This work addresses the lack of a unified theoretical framework for bundled modalities in propositional modal logic, which has hindered systematic analyses of their expressivity and axiomatization. The paper proposes a general framework that defines bisimulation relations for arbitrary bundled modalities and introduces the class of convex bundled modalities together with their convex neighborhood semantics, thereby unifying expressivity analysis and axiomatization. It innovatively establishes a method for verifying the Hennessy–Milner property and successfully provides complete axiomatizations for three representative bundled modalities—“someone knows,” “group disagreement,” and “belief without knowledge”—corresponding respectively to S5, KD45, and S4.2 models. This constitutes the first systematic theoretical foundation for this area.

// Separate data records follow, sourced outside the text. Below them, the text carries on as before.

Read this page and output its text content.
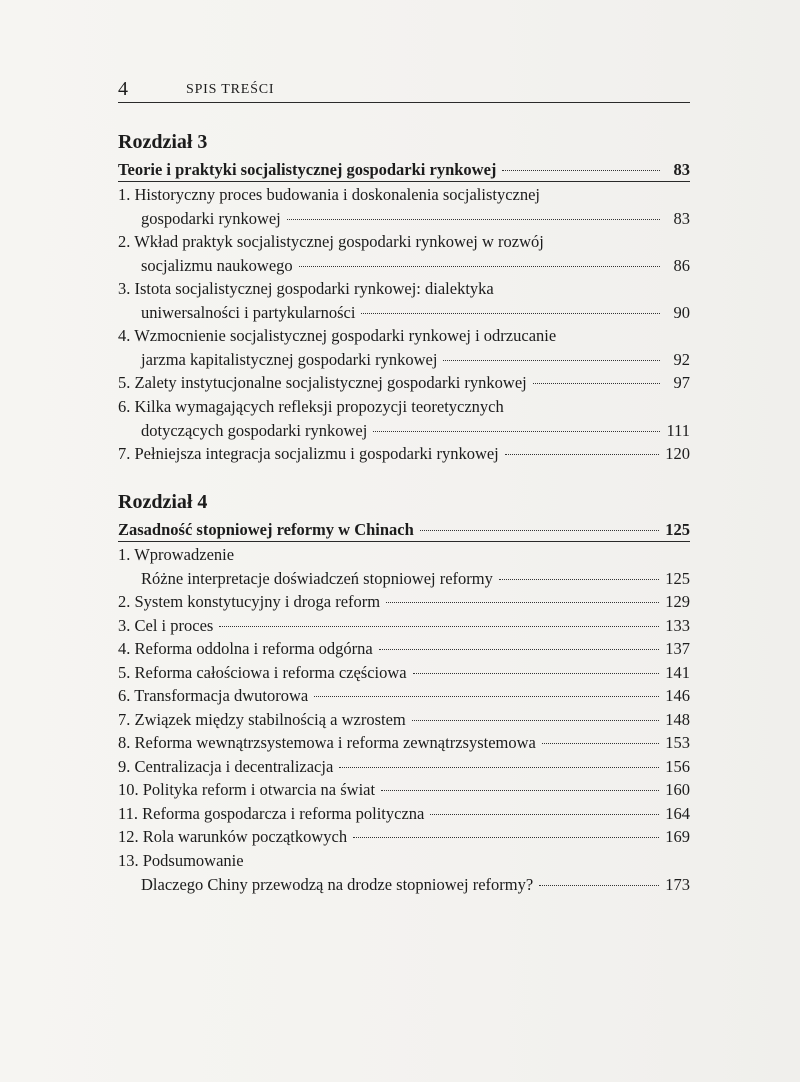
4	SPIS TREŚCI
Rozdział 3
Teorie i praktyki socjalistycznej gospodarki rynkowej	83
1. Historyczny proces budowania i doskonalenia socjalistycznej
gospodarki rynkowej	83
2. Wkład praktyk socjalistycznej gospodarki rynkowej w rozwój
socjalizmu naukowego	86
3. Istota socjalistycznej gospodarki rynkowej: dialektyka
uniwersalności i partykularności	90
4. Wzmocnienie socjalistycznej gospodarki rynkowej i odrzucanie
jarzma kapitalistycznej gospodarki rynkowej	92
5. Zalety instytucjonalne socjalistycznej gospodarki rynkowej	97
6. Kilka wymagających refleksji propozycji teoretycznych
dotyczących gospodarki rynkowej	111
7. Pełniejsza integracja socjalizmu i gospodarki rynkowej	120
Rozdział 4
Zasadność stopniowej reformy w Chinach	125
1. Wprowadzenie
Różne interpretacje doświadczeń stopniowej reformy	125
2. System konstytucyjny i droga reform	129
3. Cel i proces	133
4. Reforma oddolna i reforma odgórna	137
5. Reforma całościowa i reforma częściowa	141
6. Transformacja dwutorowa	146
7. Związek między stabilnością a wzrostem	148
8. Reforma wewnątrzsystemowa i reforma zewnątrzsystemowa	153
9. Centralizacja i decentralizacja	156
10. Polityka reform i otwarcia na świat	160
11. Reforma gospodarcza i reforma polityczna	164
12. Rola warunków początkowych	169
13. Podsumowanie
Dlaczego Chiny przewodzą na drodze stopniowej reformy?	173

In studies of bundled modalities, we encode a complex conceptual notion into the semantics of a single modal operator and study its logic. Although there is already a substantial body of work on various concrete bundled operators, we still lack a general understanding of them. In this paper, we provide a general theory of the expressivity and axiomatization of bundled modalities. We offer a uniform way to define bisimulations for arbitrary bundled modalities and justify our definition by the corresponding Hennessy-Milner property. We also define a special class of bundled modalities called convex bundles. This class covers most bundled modalities studied in the literature, and their axiomatizations can be done with the help of convex neighborhood semantics and corresponding representation results. As case studies, we axiomatize the "someone knows" bundle $\bigvee_{a \in A} \Box_a φ$ over $S5$-models, the "disagreement in group" bundle $\bigvee_{a, b \in A} \Box_a φ\wedge \Box_b \neg φ$ over $KD45$-models, and the "belief without knowledge" bundle $B φ\wedge \neg K φ$ over $S4.2$-models.